Greff's elaborate structure caused Oskar to look upon suicide as a noble form of death. During the time after Greff's death, Oskar was given a geography lesson by the advancing armies over the radio. But Oskar grew tired of home. He chanced upon Master Bebra and Roswitha Raguna on the way back from Gretchen Scheffler's, where he had read up on the ancient general Narses, a midget like Oskar who had conquered countries. Bebra and Roswitha convinced Oskar to go abroad with them to Paris and the west. Bebra had become an officer in the Propaganda Company of the Army; his job consisted of entertaining the troops. Driving in the car, Roswitha caressed Oskar; she told him that she had never forgotten him and still had the glass he had sung an inscription in for her. In the park, Oskar thought over the offer for the sake of form, then accepted.

He took leave of Maria, Alfred, and Kurt; Maria was responsive to his caresses for the first time in years, and Alfred stood dumbfounded in the kitchen as Oskar handed him something for the first time ever. He ate with Mother Truczinski, then slipped out that night and to the attic. He took out a new drum he had hidden, and debated whether or not to bring his Rasputin-Goethe medley. He ended up taking both the authors with him. He says:

"Oskar carried on negotiations with his two gods Dionysus and Apollo. ...If Apollo strove for harmony and Dionysus for drunkenness and chaos, Oskar was a little demigod whose business it was to harmonize chaos and intoxicate reason.

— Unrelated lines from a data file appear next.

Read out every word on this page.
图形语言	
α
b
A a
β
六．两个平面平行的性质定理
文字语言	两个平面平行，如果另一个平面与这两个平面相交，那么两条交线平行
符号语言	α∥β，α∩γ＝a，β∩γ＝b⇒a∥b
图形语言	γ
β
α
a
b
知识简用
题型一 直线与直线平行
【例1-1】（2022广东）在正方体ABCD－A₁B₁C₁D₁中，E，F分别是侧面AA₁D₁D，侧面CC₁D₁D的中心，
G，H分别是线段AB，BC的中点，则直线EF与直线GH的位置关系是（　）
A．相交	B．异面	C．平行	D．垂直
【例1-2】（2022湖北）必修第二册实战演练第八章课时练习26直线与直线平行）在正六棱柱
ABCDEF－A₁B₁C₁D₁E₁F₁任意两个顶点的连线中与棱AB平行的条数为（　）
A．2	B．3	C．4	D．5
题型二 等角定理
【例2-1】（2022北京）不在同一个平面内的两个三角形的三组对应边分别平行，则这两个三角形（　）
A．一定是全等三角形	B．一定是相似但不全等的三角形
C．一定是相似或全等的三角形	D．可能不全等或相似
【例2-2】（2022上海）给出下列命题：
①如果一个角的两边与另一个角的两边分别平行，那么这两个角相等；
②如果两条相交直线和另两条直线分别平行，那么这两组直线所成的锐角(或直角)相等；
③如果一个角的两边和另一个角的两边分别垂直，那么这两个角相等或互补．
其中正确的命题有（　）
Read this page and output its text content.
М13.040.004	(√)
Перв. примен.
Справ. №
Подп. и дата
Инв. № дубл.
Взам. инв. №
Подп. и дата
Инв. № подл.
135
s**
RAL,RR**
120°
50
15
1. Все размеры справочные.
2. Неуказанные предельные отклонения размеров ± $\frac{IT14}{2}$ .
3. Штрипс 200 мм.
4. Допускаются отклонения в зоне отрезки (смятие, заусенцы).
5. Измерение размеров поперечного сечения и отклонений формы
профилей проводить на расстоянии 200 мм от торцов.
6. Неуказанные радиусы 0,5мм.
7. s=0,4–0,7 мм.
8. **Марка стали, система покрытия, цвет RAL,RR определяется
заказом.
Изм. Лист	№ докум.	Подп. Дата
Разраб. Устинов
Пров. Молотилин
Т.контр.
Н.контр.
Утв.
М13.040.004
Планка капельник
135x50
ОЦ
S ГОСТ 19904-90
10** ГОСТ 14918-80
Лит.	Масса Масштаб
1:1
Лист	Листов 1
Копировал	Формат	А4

In addition to his mortality, he had one advantage over all the full divinities whose characters and careers had been established in the remote past: Oskar could read what he pleased, whereas the gods censored themselves." Chapter 26, pg. 323

Oskar left his apartment building grudgingly, and was almost made late at the train station when he paused too long at the church of the Sacred Heart. At the station, Oskar was introduced to Bebra's other troupe members, Felix & Kitty. Roswitha and Kitty sewed a field-gray uniform for Oskar, cutting it to his size. Felix had forged papers for Oskar; he became Roswitha's brother to the authorities. During an air raid in Berlin, the commanding officer had Bebra put on a show. Felix and Kitty tied themselves in knots, Bebra performed songs on beer bottles, Roswitha played the fortune teller, and Oskar played his drum, then shattered a beer bottle over a soldier with his voice. After the show, Oskar and Roswitha lay together. Roswitha was scared, but Oskar infused her with his courage. He was eighteen, but could not tell Roswitha's age - her face showed no trace of time. She could have been nineteen or ninety-nine - there was no way to tell.